Cranbrook, B.C.—Winston Blackmore was making no apologies Monday after he and another former bishop of an isolated religious community in British Columbia were found guilty of practising polygamy.
“I’m guilty of living my religion and that’s all I’m saying today because I’ve never denied that,” Blackmore told reporters after a judge announced a verdict against him and co-defendant James Oler.
“Twenty-seven years and tens of millions of dollars later, all we’ve proved is something we’ve never denied,” Blackmore said. “I’ve never denied my faith. This is what we expected.”
Read more:Long-awaited trial of accused B.C. polygamists Blackmore and Oler begins Tuesday
Blackmore, 60, was married to Jane Blackmore and then married 24 additional women as part of so-called “celestial” marriages involving residents in the tiny community of Bountiful.
Oler, 53, had five wives.
B.C. Supreme Court Justice Sheri Ann Donegan said the “collective force of the evidence” proved the guilt of both men, who were practising members of the Fundamentalist Church of Jesus Christ of Latter-Day Saints, a breakaway Mormon sect that believes in plural marriage.
“His adherence to the practices and beliefs of the FLDS is not in dispute,” Donegan said, reading her written ruling in a courtroom in Cranbrook, B.C.
“Mr. Blackmore … would not deny his faith in his 2009 statement to police. He spoke openly about his practice of polygamy.”
Blackmore was shown a list of his alleged wives and made two corrections to the details, Donegan said.
“Mr. Blackmore confirmed that all of his marriages were celestial marriages in accordance with FLDS rules and practices.”
Blackmore’s lawyer Blair Suffredine told the court he would launch a constitutional challenge of Canada’s polygamy laws. A hearing date is expected to be set next Monday.
Blackmore said it’s not religious persecution that bothers him, but that it’s political persecution and he hopes the challenge will bring about change.
“Twenty-seven years ago, adultery was a criminal act. Twenty-seven years ago when they started with us, same-sex marriage was criminal,” he said.
“Those people all successfully launched constitutional challenges on the basic right to freely associate.

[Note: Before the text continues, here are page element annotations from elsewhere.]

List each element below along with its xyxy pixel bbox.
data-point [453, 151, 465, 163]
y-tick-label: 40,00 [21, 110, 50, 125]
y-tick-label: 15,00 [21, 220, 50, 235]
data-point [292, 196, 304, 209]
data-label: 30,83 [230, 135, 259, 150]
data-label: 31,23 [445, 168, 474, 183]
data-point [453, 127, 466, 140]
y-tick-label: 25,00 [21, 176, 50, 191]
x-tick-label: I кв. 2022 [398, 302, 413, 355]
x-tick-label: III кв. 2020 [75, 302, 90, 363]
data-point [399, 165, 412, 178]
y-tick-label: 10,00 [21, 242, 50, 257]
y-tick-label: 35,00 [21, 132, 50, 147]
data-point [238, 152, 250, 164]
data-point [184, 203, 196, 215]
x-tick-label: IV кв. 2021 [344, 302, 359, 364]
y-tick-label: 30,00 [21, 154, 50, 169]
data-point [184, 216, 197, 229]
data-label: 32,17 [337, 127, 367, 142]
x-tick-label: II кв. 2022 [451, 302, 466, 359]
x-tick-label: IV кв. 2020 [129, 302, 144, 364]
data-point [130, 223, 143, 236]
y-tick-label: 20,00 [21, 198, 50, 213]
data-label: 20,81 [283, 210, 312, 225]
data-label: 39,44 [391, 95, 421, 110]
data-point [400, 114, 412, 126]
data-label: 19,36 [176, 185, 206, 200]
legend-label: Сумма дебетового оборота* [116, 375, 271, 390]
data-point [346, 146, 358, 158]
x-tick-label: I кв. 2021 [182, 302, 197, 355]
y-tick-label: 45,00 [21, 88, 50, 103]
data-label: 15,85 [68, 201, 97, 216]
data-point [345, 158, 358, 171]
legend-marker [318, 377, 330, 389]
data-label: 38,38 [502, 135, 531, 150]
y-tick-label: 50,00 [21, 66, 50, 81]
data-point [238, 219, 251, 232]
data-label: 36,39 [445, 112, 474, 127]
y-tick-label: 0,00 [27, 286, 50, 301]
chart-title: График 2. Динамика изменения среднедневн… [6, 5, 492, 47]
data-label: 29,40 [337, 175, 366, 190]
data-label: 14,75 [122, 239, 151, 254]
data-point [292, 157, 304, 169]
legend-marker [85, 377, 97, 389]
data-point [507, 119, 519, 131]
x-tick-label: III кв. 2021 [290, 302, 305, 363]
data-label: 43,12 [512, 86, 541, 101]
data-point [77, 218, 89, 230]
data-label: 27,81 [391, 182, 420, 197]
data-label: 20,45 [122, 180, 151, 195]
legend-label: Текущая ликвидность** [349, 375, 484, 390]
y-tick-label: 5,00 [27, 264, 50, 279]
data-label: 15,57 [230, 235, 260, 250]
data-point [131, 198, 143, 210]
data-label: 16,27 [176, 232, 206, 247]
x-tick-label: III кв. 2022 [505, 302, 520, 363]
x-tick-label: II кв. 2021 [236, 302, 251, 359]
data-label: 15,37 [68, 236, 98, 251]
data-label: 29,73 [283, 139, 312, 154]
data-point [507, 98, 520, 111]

For us I imagine it will be (that) this is entrenched in our faith and I would have been hugely disappointed if I would have been found not guilty of living my religion.”
A decades-long legal fight launched by the provincial government led to a 12-day trial earlier this year. It heard from mainstream Mormon experts, law enforcement officers who worked on the investigation, and Jane Blackmore, a former wife of Winston Blackmore who left the community in 2003.
Oler was self-represented in the trial but had the services of Joe Doyle, a so-called friend of the court appointed to ensure a fair trial, though he could not offer any legal advice.
Both men’s representation argued against the credibility of evidence related to marriage and personal records seized by police in 2008 from the Yearning for Zion Ranch, an FLDS church compound in Texas. The information pertained to members of the sect in the United States and Canada.
Doyle said important events related to Oler were missing, such as his client’s elevation to presiding elder in the community in June 2004. He also argued the Crown didn’t prove Oler continuously practised polygamy between 1993 and 2009.
“I find that the FLDS marriage records are ultimately reliable,” Donegan said before announcing her verdict against Oler.
“Having concluded the Crown has proven beyond a reasonable doubt that James Oler … practised a marriage with more than one person at the same time, I find Mr. Oler guilty of practising polygamy,” Donegan said.
Both Blackmore and Oler remain out on bail. Crown spokesman Dan McLaughlin said the maximum sentence for a conviction of polygamy is five years in prison.
The mainstream Utah-based Church of Jesus Christ of Latter-day Saints officially renounced polygamy in the late 19th century and disputes any connection to the fundamentalist group’s form of Mormonism.
Blackmore and Oler were charged in 2014 for the second time with practising polygamy, more than two decades after allegations that members of the Bountiful community were involved in multiple marriage, sexual abuse and cross-border child trafficking.
Uncertainty over whether the Criminal Code section banning polygamy violated religious rights hovered over the case until 2011, when the B.C. Supreme Court ruled the law was constitutional and that polygamy is a crime.
The constitutional reference case heard that the harms of polygamy outweigh any claims to freedom of religion and include physical and sexual abuse, child brides, the subjugation of women and the expulsion of young men — the so-called lost boys — who have no women left to marry.